Managing and storing the massive volume of logs, amounting to 15 billion daily log additions, across multiple petabyte-scale clusters was expensive and resource-intensive.
Storage costs were escalating, posing a significant financial burden to the organization.
Query performance for large datasets was slow, with some queries taking minutes to process, impacting real-time monitoring and threat tracing capabilities.

Balancing the need for immediate access to critical log data with the imperative to reduce storage costs presented a complex challenge.

ACCOMPLISHMENTS

The implementation of storage and query optimization strategies resulted in significant achievements:

Storage Cost Reduction: Three storage strategies, including the use of ZSTD compression, tiered storage of hot and cold data, and differentiated replica numbers for different data partitions, led to a 50% reduction in storage costs.
Query Performance Improvement: Differentiated query strategies based on data size, such as partitioning small tables by date, utilizing materialized views for medium-sized tables, and employing the Aggregate Key model for large tables, enabled big queries to be processed within 1-2 seconds, significantly enhancing system responsiveness and real-time monitoring capabilities.

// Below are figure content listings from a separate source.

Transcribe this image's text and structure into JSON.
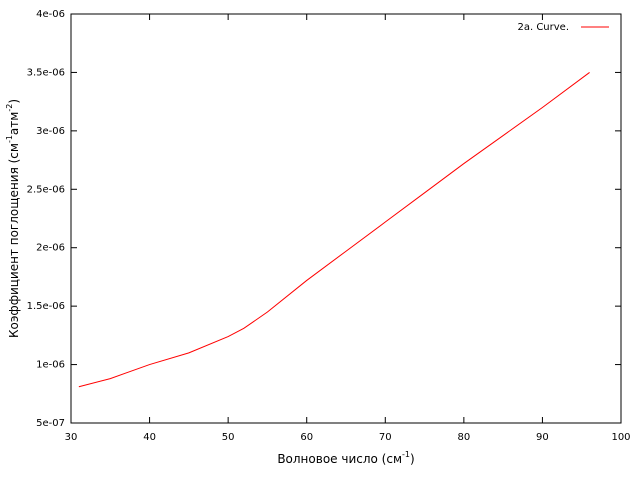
{
  "chart_data": {
    "type": "line",
    "xlabel_parts": [
      {
        "text": "Волновое число (см"
      },
      {
        "sup": "-1"
      },
      {
        "text": ")"
      }
    ],
    "ylabel_parts": [
      {
        "text": "Коэффициент поглощения (см"
      },
      {
        "sup": "-1"
      },
      {
        "text": "атм"
      },
      {
        "sup": "-2"
      },
      {
        "text": ")"
      }
    ],
    "x": [
      31,
      35,
      40,
      45,
      50,
      52,
      55,
      60,
      65,
      70,
      75,
      80,
      85,
      90,
      96
    ],
    "series": [
      {
        "name": "2a. Curve.",
        "color": "#ff0000",
        "values": [
          8.1e-07,
          8.8e-07,
          1e-06,
          1.1e-06,
          1.24e-06,
          1.31e-06,
          1.45e-06,
          1.72e-06,
          1.97e-06,
          2.22e-06,
          2.47e-06,
          2.72e-06,
          2.96e-06,
          3.2e-06,
          3.5e-06
        ]
      }
    ],
    "xlim": [
      30,
      100
    ],
    "xticks": [
      30,
      40,
      50,
      60,
      70,
      80,
      90,
      100
    ],
    "ylim": [
      5e-07,
      4e-06
    ],
    "yticks": [
      {
        "value": 5e-07,
        "label": "5e-07"
      },
      {
        "value": 1e-06,
        "label": "1e-06"
      },
      {
        "value": 1.5e-06,
        "label": "1.5e-06"
      },
      {
        "value": 2e-06,
        "label": "2e-06"
      },
      {
        "value": 2.5e-06,
        "label": "2.5e-06"
      },
      {
        "value": 3e-06,
        "label": "3e-06"
      },
      {
        "value": 3.5e-06,
        "label": "3.5e-06"
      },
      {
        "value": 4e-06,
        "label": "4e-06"
      }
    ],
    "legend": "top-right"
  }
}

Enhanced Efficiency: Queries that previously took minutes to process now finish within milliseconds, enabling rapid tracing and location of abnormal events or failures. Queries on large tables containing billions of data records can be completed in just a few seconds, improving overall system efficiency and user experience.

TECHNOLOGIES USED
  • ZSTD Compression Algorithm: Implemented to achieve a compression ratio of 10:1 for tables larger than 1TB, reducing storage costs while maintaining data integrity
  • Tiered Storage: Utilized SSD for storing hot data (within the past 7 days), HDD for cooled down data, and object storage for colder data, optimizing storage costs based on data access patterns.
  • Differentiated Replica Numbers: Applied to different data partitions based on access frequency, ensuring higher replication for newer data and lower replication for older data to balance performance and cost.
  • Materialized Views: Utilized for pre-computed result sets in tables ranging from 100GB to 1TB, improving query performance and reducing resource consumption.
  • Aggregate Key Model: Implemented for tables exceeding 100TB, enabling pre-aggregation of data to accelerate query processing and achieve near real-time response times.